Now the question is , is there a way to access in a shared manner
between
all the VMs ? Or am I mssing something very obvious here? or is it not
doable ?

Piyush R.

piyush_r · April 21, 2009, 2:12am

Thanks Joel.
DRB seems a better option but I think Marshal load dump seems easier
even
though there is a performance degradation.
Optimization is premature but I have to pull it off because there is
limited
hardware available to me for this project.
Thanks
Piyush

piyush_r · April 21, 2009, 2:00am

Piyush R. wrote:

Storing in localmemcache
The problem with both of these options is that I need to store heavily
nested objects. If I do that in memcache I may have to do using something
like Marshal dump and load which is a little slow for my liking.
Other option could be to keep seperate copies in all VMs and refresh it
using a hhtp get call to all VMs whenever the data changes in the DB.

Now the question is , is there a way to access in a shared manner between
all the VMs ? Or am I mssing something very obvious here? or is it not
doable ?

AFAIK there’s no way for two VMs to share live, writable object storage.

Looks like the choice is between deserializing on every read (opts 1 and
2) vs. deserializing on every write (your “other option”).
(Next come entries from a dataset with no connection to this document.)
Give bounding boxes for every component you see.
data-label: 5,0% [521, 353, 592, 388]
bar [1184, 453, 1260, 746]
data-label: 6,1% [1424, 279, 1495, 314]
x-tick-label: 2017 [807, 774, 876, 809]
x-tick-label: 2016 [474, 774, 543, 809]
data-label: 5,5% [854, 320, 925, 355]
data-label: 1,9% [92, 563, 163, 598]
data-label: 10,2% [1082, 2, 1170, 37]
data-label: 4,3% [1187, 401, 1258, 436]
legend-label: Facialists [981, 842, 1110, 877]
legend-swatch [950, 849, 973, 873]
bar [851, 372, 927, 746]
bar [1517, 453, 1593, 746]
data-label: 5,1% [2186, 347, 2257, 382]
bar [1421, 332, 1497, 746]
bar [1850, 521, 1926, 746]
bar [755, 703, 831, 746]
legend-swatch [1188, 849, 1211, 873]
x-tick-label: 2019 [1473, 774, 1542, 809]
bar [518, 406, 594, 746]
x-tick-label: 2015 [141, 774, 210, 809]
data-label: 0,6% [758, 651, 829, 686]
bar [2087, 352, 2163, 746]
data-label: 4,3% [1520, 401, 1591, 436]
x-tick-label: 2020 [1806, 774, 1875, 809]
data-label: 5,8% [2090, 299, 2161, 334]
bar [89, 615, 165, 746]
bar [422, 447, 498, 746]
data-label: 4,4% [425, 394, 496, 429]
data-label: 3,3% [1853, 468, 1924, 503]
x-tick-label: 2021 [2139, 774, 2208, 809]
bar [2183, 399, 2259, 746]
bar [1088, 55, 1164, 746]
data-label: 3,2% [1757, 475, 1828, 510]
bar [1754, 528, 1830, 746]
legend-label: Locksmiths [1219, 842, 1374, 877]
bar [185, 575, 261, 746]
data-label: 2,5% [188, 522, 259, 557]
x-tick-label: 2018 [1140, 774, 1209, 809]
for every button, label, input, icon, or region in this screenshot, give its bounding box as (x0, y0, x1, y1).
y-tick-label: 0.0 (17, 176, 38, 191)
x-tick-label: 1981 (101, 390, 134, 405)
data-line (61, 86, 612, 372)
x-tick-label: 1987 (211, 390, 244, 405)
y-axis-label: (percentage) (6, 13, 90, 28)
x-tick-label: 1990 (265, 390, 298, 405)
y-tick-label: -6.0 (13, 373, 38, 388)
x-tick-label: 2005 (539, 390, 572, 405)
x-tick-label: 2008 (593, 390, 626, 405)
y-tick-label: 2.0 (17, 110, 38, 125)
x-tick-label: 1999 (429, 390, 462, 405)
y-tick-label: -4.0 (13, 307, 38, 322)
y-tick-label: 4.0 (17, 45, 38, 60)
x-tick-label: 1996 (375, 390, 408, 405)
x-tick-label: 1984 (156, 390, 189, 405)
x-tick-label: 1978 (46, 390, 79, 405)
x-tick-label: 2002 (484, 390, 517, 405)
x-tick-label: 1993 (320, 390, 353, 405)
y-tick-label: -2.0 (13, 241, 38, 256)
So if reads
outnumber writes, as they often do, the other option might be better.

You could use drb (which does marshal over sockets) instead of http for
this. Probably faster, and certainly easier to use. Use the
drbunix:/path/to/socket protocol instead of tcp, and it will be even
faster (maybe 50%, in my experience).

YMMV, and standard cautions against premature optimization apply…

piyush_r · April 21, 2009, 2:55am

Piyush R. wrote:

Thanks Joel.
DRB seems a better option but I think Marshal load dump seems easier even
though there is a performance degradation.

Marshal #load and #dump is what drb is doing.

piyush_r · April 21, 2009, 9:29am

2009/4/21 Piyush R. [email protected]:

DRB seems a better option but I think Marshal load dump seems easier even
though there is a performance degradation.

I am not sure what you mean by this. As Joel pointed out, DRb does use
Marshal. You just need to decide which objects are remotely accessible
and which should be sent over the wire.

If you have a heavy concurrent application with frequent updates you
must watch out for all sorts of consistency issues. It may turn out
that it is better to use the database for maintaining integrity and do
a per process caching of relevant data from the DB.

Kind regards

robert